Photo Credit: Kevin King / Winnipeg Sun

All Councillors are elected to represent the citizens of the ward. I strongly believe poor decisions are made  – that negatively impact tax payers – when only almost half of Councillors are restricted from receiving pertinent information. Thank you Winnipeg Sun for covering this important issue.

City councillors still feeling left out after lost motion

James Snell Publishing date: Sep 23, 2020

This issue of some Winnipeg city councillors feeling left out of policymaking due to committee representation remains unresolved.

On Wednesday, a Governance Committee voted 2-2 – a lost motion – to amend a by-law requiring each Standing Policy Committee (SPC) be composed of at least 50% members of Council who have not been appointed to the Executive Policy Committee (EPC) or the positions of deputy and acting deputy mayor.

Coun. Matt Allard (St. Boniface) and Coun. Devi Sharma (Old Kildonan Ward) voted to receive the motion as information. Coun. Jason Schreyer (Elmwood-East Kildonan) and Coun. Janice Lukes (Waverley West) voted against receiving the motion as information.

The matter was moved to EPC without recommendation.

Coun. Jason Schreyer (Elmwood-East Kildonan) said EPC members tend to elect themselves more often to City committees. Therefore, he said, there tends to be more EPC members on committees, which creates dysfunction at the City.

“The issue is, they get more classified or undisclosed information than non-EPC members even though we are all equal as councillors,” he said. “So, some councillors are trying to fix this problem we have at City Hall. When my dad (former Manitoba Premier Edward Schreyer) and former Winnipeg Mayor Stephen Juba drafted the charter to create the new City of Winnipeg when they amalgamated 13 municipalities into one, they had no intention of looking at EPC as a cabinet or a party against those who are not EPC.”

Coun. Janice Lukes (Waverley West) said on Wednesday that in 2019, 58 meetings with EPC members, the deputy mayor, and acting deputy mayor and the public service were held behind closed doors.

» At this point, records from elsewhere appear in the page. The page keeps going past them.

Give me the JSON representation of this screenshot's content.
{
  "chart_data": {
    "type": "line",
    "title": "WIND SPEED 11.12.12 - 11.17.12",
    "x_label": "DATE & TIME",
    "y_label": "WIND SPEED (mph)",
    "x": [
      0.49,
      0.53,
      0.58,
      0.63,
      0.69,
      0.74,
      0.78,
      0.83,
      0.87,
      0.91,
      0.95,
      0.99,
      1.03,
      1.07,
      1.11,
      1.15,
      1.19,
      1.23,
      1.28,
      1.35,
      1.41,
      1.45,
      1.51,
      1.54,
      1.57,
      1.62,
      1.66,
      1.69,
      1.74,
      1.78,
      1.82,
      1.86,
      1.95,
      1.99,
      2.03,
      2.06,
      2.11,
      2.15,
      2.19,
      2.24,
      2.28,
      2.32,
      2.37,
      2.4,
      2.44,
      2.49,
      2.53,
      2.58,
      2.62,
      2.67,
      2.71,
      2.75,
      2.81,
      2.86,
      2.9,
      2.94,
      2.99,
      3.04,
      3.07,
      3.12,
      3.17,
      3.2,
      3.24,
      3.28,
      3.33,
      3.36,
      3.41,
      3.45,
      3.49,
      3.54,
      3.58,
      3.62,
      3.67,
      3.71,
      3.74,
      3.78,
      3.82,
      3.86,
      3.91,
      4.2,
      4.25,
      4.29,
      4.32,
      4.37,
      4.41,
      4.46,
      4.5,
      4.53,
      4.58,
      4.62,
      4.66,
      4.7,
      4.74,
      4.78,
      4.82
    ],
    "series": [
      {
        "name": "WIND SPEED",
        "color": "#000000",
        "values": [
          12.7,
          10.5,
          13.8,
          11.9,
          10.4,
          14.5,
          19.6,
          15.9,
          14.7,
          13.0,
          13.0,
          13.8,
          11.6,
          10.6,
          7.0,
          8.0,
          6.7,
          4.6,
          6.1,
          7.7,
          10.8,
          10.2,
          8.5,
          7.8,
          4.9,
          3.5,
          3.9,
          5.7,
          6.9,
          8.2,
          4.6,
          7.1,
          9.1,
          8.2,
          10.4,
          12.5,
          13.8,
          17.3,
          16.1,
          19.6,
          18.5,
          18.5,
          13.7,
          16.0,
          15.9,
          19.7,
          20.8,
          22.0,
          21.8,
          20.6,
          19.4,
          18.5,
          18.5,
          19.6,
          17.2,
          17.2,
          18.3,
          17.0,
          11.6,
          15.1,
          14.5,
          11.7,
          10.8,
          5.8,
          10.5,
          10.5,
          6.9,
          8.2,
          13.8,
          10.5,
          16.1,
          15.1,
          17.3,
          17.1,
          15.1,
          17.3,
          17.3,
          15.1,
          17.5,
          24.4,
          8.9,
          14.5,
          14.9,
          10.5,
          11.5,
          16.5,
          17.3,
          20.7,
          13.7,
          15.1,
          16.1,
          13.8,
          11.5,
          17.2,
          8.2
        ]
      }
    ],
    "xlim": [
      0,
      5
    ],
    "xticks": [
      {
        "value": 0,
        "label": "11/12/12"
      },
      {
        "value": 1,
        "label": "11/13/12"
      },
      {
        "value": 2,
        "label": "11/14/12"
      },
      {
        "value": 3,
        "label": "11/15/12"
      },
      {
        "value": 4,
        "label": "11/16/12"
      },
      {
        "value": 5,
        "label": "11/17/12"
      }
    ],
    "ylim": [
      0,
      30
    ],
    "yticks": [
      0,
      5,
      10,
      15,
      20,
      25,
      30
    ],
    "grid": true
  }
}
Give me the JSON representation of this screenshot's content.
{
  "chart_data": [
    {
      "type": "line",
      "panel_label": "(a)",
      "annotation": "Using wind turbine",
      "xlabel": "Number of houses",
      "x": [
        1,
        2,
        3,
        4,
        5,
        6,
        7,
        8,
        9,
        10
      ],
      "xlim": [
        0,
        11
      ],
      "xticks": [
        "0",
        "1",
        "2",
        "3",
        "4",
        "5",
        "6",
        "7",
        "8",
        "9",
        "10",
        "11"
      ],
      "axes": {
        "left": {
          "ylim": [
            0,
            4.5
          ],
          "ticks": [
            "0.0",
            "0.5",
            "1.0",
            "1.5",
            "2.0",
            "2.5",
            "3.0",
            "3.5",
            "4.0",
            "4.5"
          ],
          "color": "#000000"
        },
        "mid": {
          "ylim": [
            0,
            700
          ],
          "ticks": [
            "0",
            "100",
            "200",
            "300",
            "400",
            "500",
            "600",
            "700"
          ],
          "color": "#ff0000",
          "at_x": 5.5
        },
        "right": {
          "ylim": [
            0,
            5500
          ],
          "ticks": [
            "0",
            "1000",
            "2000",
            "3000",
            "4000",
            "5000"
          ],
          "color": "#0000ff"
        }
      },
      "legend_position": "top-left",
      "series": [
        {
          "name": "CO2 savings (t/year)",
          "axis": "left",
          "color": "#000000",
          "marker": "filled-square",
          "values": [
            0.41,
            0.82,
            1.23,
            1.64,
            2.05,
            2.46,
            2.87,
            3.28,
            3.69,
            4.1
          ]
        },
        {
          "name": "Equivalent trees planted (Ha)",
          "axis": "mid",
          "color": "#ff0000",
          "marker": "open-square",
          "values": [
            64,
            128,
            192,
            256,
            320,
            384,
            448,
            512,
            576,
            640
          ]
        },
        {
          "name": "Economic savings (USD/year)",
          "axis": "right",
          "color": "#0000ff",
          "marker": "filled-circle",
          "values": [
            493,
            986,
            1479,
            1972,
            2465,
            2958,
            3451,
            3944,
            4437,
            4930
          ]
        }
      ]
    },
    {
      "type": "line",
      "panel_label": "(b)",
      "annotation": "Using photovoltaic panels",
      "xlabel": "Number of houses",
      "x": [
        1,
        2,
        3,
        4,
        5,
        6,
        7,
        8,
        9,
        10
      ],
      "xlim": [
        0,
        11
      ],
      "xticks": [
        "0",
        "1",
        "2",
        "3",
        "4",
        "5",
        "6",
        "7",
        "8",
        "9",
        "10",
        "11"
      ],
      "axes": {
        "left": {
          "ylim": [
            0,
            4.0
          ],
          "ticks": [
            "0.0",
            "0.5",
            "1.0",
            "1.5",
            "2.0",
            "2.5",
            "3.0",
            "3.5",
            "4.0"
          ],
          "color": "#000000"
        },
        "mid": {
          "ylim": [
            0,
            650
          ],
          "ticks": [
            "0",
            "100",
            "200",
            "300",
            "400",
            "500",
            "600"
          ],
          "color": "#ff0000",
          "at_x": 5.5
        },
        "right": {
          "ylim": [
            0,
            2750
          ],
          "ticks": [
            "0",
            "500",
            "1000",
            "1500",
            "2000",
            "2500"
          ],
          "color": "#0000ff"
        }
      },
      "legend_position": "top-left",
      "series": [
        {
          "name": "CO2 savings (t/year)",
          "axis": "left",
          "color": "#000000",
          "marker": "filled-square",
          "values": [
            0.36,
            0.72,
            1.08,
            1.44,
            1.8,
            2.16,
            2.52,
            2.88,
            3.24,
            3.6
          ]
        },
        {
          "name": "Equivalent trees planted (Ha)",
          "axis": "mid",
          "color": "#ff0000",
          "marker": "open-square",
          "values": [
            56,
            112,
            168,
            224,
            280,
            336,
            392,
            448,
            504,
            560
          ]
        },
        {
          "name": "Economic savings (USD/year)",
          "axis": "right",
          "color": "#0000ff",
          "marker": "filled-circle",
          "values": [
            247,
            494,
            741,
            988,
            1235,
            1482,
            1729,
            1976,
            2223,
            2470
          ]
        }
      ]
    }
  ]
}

“Information was shared, perspectives were presented, influences used,” she said. “On the Standing Policy committees, in order to have good public scrutiny, I would like to see two non-EPC members and two EPC members. I understand about having a Governance review, but clearly we heard today there’s no idea when a final report will come to council. We started the Governance review in 2016. I think that speaks a lot about when we may actually see this evolve.”

Allard said part of his frustration with the motion is that he can’t recall one conversation where the matter was an issue to voters.

“Voters want us to figure things out,” he said. “And I think, for the most part, we do that.”